The decision, announced on Wednesday, will surprise some analysts and investors, as BHP had been expected to raise its offer after Potash Corp shares jumped to some $143 a share on Tuesday, well above the offer price.
But the group said that the $130 a share offer represents a 20% premium to the closing price of Potash Corp on August 11, the day before BHP CEO Marius Kloppers met his Potash Corp counterpart to inform him of the proposal.
"The acquisition of Potash Corp is consistent with BHP Billiton’s strategy of developing, owning and operating a diversified portfolio of large, low-cost, long-life, expandable, export-oriented, Tier 1 assets," BHP said in a statement.
"Potash Corp will provide BHP Billiton with an immediate leadership platform in the global fertiliser industry and further diversify BHP Billiton’s portfolio of Tier 1 assets."
Shareholders in both companies first heard of the offer on Tuesday, when Potash Corp, which describes the price as “grossly inadequate”, went public with its rejection of BHP's offer.
Potash Corp has refused to enter into negotiations with BHP, and also announced on Tuesday it has adopted a shareholder rights plan, or 'poison pill'.
The company is the world's top potash producer, and also produces nitrogen and phosphates products.
Potash Corp CEO Bill Doyle said that BHP was trying to take advantage of an “anomaly” in the company's market value, as demand for its products had only recently begun to recover after the global downturn.
He commented that the offer was only a 16% premium to the Saskatchewan-based firm's closing price on Monday, saying that he was not opposed to a sale of the company, but was opposed to a "steal".
But BHP pointed out on Wednesday that it was in fact also a premium of 32% to the volume-weighted average trading prices of Potash Corp’s shares on the NYSE for the 30-trading day period ending on August 11.
The offer will be formerly launched on August 20, and will remain open until October 19.

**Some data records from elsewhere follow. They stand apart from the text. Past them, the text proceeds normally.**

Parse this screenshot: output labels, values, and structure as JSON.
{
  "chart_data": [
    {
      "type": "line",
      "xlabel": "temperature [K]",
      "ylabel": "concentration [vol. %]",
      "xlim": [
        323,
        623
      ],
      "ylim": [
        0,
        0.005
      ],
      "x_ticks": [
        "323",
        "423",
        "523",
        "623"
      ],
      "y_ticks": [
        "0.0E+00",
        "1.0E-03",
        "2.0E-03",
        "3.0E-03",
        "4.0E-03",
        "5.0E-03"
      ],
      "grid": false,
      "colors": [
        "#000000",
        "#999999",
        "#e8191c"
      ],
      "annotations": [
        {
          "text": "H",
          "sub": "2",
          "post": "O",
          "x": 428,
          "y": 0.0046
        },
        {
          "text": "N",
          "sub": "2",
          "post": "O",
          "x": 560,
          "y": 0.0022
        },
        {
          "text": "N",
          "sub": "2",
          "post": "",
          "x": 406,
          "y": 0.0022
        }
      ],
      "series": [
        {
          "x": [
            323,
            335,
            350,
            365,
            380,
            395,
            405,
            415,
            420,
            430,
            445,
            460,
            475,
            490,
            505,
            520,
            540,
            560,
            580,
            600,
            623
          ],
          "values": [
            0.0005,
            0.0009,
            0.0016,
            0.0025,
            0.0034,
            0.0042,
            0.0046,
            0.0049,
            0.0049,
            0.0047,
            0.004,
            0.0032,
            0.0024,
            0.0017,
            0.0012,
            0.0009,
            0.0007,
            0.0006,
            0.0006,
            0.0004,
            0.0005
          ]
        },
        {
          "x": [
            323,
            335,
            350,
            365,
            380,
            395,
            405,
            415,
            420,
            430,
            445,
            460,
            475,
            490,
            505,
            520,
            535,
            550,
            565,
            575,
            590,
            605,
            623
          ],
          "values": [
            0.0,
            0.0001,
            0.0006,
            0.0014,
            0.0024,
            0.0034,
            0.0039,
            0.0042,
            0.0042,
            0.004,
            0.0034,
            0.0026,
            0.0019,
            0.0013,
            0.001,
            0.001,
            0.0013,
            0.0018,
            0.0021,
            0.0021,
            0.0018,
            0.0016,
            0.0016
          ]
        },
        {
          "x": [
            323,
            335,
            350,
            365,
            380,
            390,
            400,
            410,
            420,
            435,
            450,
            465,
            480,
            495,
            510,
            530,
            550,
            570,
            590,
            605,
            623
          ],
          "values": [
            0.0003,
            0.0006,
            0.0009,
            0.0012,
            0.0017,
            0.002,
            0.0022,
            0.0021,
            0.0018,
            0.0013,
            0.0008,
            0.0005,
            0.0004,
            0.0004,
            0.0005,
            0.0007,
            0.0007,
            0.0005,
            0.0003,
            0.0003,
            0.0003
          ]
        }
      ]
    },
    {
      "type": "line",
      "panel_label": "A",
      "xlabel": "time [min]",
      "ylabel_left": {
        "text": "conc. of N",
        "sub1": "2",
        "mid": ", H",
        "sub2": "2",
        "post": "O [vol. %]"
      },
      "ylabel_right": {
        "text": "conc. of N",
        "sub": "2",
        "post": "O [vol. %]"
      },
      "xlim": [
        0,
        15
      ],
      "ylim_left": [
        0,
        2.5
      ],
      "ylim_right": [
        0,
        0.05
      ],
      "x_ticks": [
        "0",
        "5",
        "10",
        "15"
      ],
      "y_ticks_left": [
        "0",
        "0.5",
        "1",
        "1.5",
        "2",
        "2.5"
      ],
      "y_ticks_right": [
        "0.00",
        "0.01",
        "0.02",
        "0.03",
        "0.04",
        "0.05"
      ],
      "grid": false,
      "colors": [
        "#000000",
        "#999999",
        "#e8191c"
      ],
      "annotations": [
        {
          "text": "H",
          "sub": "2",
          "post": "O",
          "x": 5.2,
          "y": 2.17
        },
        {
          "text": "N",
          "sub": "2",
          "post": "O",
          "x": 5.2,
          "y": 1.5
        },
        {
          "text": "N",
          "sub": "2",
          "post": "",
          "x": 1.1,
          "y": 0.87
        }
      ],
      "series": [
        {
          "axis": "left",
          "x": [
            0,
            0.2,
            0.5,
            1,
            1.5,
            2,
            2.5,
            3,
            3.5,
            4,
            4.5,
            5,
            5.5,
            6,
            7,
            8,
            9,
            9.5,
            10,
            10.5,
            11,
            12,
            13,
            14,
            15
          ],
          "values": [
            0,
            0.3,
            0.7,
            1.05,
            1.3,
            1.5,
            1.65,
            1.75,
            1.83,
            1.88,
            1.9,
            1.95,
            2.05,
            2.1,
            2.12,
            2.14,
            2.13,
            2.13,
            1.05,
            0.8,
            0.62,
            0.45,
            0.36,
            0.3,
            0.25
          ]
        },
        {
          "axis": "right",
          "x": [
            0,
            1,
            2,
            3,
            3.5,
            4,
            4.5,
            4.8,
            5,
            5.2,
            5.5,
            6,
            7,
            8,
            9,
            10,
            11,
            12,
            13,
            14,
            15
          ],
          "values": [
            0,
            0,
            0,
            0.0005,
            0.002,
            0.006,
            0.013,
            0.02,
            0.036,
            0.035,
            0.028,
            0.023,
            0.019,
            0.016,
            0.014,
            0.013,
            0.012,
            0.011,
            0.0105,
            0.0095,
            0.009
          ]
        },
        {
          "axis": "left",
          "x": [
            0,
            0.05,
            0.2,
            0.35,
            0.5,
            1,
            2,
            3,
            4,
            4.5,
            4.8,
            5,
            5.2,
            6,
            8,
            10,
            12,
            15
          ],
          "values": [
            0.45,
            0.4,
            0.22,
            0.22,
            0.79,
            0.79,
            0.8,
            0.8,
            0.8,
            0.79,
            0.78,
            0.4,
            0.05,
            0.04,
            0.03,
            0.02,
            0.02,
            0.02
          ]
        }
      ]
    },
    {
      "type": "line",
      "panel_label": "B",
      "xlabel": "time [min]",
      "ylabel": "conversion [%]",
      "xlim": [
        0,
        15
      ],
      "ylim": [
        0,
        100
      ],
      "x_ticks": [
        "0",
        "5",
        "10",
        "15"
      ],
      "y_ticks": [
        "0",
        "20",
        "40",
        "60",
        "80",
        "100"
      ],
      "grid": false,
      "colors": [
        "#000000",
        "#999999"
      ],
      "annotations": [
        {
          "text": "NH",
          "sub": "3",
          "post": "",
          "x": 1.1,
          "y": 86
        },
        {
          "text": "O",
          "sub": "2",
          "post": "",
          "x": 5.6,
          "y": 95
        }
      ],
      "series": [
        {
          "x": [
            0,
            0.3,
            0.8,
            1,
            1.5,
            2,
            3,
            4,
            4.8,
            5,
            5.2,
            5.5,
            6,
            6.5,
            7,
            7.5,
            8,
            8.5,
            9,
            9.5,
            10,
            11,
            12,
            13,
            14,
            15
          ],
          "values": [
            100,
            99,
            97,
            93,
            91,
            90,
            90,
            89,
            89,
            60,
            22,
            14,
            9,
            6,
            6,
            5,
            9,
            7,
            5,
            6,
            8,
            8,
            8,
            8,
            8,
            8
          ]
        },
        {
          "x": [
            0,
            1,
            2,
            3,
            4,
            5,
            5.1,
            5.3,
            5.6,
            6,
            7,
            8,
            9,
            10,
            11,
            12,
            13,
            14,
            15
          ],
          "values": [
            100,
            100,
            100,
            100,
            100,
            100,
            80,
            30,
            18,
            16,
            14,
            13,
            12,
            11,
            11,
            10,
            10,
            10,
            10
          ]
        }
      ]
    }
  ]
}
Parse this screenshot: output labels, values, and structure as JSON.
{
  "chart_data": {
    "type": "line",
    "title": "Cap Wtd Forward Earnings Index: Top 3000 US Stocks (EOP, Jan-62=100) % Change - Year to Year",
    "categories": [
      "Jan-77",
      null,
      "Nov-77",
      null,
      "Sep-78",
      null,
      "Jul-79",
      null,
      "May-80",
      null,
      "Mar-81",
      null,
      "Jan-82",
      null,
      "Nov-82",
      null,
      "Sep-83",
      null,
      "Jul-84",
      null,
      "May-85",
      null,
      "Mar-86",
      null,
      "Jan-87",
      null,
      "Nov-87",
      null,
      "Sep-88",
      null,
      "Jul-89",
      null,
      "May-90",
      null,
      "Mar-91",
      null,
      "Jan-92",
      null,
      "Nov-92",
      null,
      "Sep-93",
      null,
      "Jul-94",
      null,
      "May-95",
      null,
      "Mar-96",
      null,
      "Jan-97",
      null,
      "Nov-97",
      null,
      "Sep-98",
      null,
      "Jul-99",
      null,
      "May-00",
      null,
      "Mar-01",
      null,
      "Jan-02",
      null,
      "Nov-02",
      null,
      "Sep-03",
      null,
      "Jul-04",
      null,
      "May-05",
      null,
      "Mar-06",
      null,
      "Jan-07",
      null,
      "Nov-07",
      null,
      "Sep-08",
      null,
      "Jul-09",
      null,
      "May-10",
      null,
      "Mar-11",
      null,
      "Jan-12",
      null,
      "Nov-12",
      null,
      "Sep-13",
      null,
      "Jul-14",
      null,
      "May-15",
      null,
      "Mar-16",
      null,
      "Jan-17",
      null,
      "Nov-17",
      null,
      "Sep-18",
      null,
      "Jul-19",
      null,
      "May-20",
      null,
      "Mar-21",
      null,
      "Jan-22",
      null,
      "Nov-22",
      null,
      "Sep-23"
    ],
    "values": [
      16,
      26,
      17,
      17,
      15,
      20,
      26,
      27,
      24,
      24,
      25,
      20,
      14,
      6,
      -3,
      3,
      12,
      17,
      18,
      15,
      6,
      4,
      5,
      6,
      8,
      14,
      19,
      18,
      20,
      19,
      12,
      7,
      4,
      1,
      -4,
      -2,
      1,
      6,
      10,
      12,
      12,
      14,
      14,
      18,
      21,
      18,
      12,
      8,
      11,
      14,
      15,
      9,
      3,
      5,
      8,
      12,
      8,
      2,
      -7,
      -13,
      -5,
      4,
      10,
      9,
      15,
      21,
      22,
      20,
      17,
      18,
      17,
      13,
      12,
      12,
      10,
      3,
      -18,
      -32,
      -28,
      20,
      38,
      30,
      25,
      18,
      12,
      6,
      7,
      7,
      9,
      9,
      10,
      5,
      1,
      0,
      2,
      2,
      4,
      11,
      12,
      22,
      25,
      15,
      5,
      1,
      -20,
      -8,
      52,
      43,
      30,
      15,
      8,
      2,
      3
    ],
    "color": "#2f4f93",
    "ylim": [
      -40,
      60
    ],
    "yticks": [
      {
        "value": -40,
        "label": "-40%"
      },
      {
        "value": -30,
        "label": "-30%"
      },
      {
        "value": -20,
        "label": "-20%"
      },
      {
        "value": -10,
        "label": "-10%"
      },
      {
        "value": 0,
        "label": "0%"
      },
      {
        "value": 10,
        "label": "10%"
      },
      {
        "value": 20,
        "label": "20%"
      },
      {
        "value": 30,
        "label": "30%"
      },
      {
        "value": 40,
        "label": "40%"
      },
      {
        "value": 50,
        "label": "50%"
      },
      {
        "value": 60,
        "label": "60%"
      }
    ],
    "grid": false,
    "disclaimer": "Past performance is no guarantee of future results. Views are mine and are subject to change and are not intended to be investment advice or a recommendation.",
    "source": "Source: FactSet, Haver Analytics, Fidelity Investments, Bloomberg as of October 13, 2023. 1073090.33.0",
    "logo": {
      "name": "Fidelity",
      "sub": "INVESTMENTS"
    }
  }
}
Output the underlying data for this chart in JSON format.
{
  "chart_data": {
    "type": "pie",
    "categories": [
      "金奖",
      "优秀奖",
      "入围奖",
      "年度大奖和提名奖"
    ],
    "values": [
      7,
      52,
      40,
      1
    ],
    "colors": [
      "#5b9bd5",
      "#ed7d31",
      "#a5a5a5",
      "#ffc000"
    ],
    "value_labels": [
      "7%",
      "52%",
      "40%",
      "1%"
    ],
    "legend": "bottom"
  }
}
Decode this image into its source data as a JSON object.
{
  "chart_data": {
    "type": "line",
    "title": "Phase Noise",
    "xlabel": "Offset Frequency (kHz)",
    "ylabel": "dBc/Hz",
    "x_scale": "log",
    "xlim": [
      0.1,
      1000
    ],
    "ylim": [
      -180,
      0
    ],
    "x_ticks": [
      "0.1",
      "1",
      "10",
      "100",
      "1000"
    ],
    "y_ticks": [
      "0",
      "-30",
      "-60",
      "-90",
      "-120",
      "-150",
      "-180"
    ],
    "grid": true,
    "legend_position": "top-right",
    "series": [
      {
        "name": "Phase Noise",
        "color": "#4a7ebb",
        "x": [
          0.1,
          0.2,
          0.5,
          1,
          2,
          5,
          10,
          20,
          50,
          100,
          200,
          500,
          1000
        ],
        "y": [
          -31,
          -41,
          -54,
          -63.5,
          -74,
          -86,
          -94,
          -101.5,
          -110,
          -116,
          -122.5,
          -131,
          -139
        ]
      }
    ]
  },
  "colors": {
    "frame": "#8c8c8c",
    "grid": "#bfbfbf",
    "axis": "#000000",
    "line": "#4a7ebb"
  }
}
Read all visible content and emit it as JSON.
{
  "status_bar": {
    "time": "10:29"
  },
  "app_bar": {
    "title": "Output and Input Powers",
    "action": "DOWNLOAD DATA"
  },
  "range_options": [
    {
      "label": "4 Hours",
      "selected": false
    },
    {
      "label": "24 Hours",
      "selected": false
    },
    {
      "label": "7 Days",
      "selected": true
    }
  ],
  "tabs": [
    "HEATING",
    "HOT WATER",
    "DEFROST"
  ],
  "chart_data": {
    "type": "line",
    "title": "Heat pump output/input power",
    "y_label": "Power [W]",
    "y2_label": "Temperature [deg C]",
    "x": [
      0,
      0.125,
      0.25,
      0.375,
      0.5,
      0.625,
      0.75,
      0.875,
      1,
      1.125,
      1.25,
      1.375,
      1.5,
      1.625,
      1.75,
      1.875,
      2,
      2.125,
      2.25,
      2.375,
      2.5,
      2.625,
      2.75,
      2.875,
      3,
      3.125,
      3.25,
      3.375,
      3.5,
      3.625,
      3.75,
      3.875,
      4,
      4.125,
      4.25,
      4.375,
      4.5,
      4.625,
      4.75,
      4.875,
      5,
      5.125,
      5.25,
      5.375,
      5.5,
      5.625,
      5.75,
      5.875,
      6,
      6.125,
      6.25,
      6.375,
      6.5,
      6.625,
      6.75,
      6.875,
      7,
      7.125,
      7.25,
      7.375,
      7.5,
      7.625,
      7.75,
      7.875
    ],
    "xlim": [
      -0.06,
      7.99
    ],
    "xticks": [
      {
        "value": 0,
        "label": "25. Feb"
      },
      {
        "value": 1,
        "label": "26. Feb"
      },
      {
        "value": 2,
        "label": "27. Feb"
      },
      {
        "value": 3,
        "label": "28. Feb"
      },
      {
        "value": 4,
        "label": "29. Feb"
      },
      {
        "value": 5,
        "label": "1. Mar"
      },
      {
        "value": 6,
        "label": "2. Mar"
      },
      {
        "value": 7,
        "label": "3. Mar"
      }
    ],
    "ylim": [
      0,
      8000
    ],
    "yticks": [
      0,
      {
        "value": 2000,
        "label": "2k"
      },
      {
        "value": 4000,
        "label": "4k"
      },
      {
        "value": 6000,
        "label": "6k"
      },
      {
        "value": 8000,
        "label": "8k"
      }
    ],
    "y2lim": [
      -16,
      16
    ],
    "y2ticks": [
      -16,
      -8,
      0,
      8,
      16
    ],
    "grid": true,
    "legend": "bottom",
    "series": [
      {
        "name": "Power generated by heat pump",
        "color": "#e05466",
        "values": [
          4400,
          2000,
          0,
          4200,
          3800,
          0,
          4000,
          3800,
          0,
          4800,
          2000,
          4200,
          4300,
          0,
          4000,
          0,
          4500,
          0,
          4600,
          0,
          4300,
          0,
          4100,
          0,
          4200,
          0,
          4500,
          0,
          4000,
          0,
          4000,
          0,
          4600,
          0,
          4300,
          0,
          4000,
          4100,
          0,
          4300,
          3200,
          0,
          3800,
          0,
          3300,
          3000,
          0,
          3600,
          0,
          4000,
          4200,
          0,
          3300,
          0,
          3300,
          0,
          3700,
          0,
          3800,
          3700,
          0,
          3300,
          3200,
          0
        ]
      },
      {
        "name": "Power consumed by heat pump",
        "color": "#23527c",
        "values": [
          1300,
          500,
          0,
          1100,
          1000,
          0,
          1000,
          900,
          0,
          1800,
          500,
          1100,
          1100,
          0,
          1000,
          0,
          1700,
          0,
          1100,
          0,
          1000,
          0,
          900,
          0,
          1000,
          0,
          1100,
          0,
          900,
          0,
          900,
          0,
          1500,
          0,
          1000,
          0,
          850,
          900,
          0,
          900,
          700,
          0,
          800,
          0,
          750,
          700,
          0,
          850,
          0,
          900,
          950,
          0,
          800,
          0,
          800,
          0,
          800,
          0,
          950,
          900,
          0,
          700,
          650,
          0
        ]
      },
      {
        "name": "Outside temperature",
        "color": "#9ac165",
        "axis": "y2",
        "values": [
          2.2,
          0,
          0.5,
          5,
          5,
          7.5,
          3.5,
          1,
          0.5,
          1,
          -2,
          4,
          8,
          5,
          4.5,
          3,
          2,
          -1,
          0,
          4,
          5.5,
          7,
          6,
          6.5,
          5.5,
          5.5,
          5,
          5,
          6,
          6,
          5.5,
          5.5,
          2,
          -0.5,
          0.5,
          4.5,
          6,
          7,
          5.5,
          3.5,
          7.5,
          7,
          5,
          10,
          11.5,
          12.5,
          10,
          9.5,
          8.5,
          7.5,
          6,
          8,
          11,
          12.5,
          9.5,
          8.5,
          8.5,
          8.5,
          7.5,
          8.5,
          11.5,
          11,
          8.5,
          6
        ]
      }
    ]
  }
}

BHP Billiton expects it will need a total of about $43-billion to complete the acquisition, including repaying or refinancing some Potash Corp debt "if neccessary".
The miner has arranged a new multi-currency term and revolving facility agreement "entered into for the purpose, among other things, of meeting the funding requirements of the transaction".
BHP said it wants at least 50% of Potash Corp shares.